Wednesday 28 Feb 2018 - by Realestate.com.au

Getting a better interest rate is a ‘no brainer’ way to save thousands on a mortgage, but according to new research, half of Australians have never done it.

The Reserve Bank of Australia has kept the cash rate on hold at 1.5% in recent months but both fixed and variable rates continue to fluctuate, with economists recommending that now is the ideal time for borrowers to demand a better deal on their home loans.

Yet a survey of 1001 Australians last month by online home loan platform Lendi found just 41% of those with a home loan had ever successfully negotiated a better interest rate with their bank.

Over half of Australians are likely paying more on their home loans than they need to.  That leaves more than half stuck with a ‘off the rack’ rate. By failing to bargain successfully with banks, Australian’s are throwing away thousands of dollars every year.

This is a wasted opportunity, especially in an environment where living standards are being squeezed by low wage growth and rising costs.

Lower interest rates means more dollars in the pocket. It can translate to tens of thousands over the life of a loan.

Customers need to always seek to pay as little interest as possible – why wouldn’t you want to get a better rate?

A rate that is 0.5% higher than it could be, would mean you’ll pay $52,000 more over the life of the loan, based on a $500,000 loan.  That’s the difference between 4% and 4.5%.

So why are Australians failing to negotiate with their lenders?
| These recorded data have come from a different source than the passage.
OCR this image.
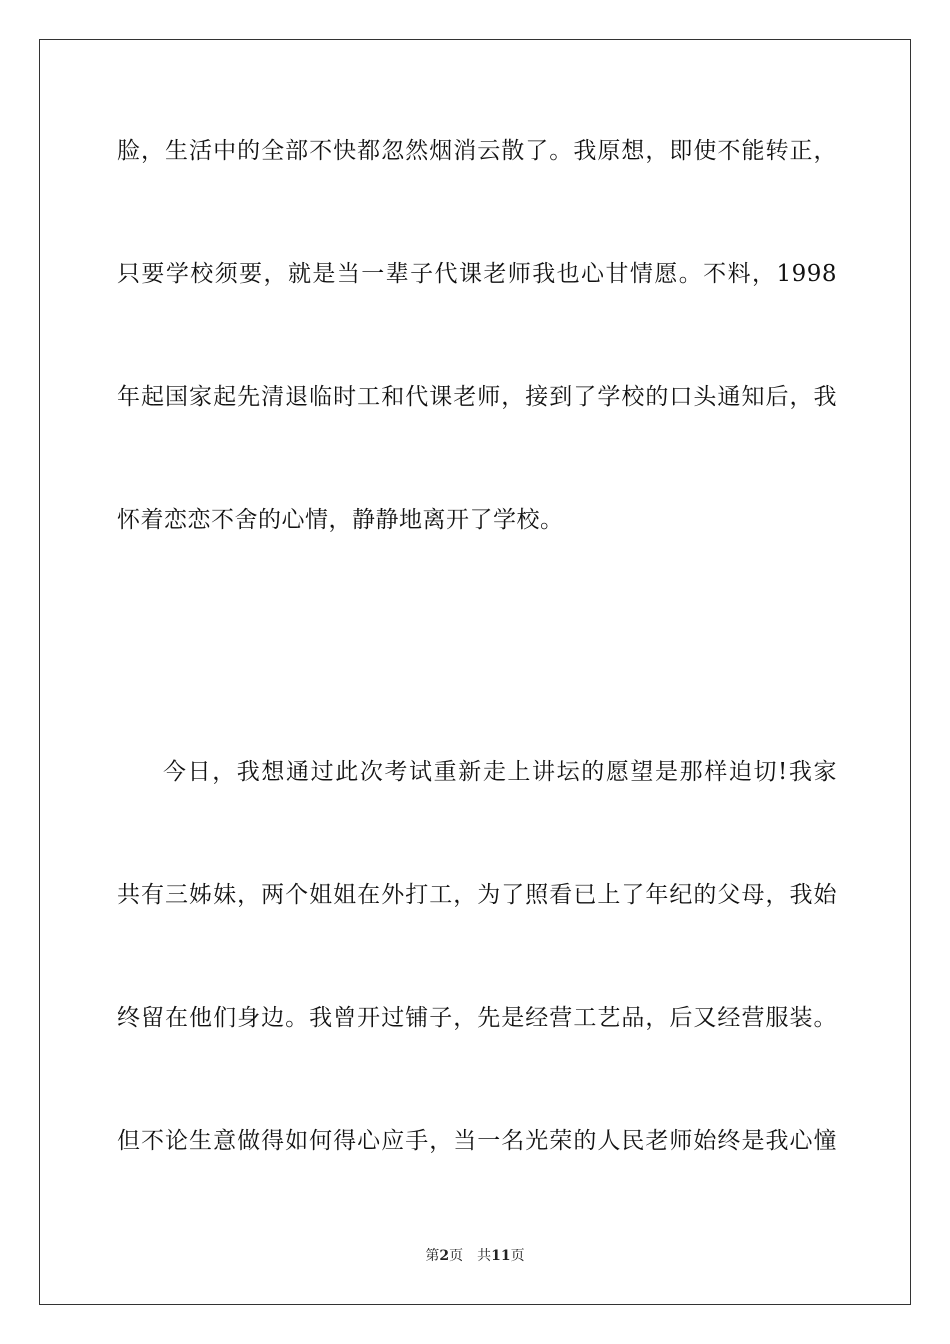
脸，生活中的全部不快都忽然烟消云散了。我原想，即使不能转正，
只要学校须要，就是当一辈子代课老师我也心甘情愿。不料，1998
年起国家起先清退临时工和代课老师，接到了学校的口头通知后，我
怀着恋恋不舍的心情，静静地离开了学校。
今日，我想通过此次考试重新走上讲坛的愿望是那样迫切!我家
共有三姊妹，两个姐姐在外打工，为了照看已上了年纪的父母，我始
终留在他们身边。我曾开过铺子，先是经营工艺品，后又经营服装。
但不论生意做得如何得心应手，当一名光荣的人民老师始终是我心憧
第2页 共11页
According to the research, many people simply didn’t know that competing offers were out there. And understandably, their current lender won’t tell them!

There is still time to act, though. Some interest rates for fixed rate loans are starting to move up, which can be a sign that the financial markets are expecting interest rates to be higher in coming years.

This is a sensible time to review your loans and potentially lock in some historically-low interest rates before they start rising.

The survey also found that Australians are anticipating a rate rise this year. However, there is a lot people can do to soften the blow, once they realise their bargaining power and sharpen their negotiation skills.

Before going to your bank to ask for a better rate, it’s important to do your research and have your information in order, however.

Generally, if you have a loan to valuation ratio (LVR) of less than 80% you’re in a good position to haggle.

The first step is understanding what interest rate and fees are being charged.

Then, look at your LVR and your remaining loan term. Use that information to see what is on offer from your current lender and their competitors. This gives you realistic insight into what you can ask for.

A mortgage broker can also help review several lenders and present alternative options. Though bear in mind switching costs, such as discharge fees and break fees, can add up to about $1500, so always be sure to seek this as a minimum benefit.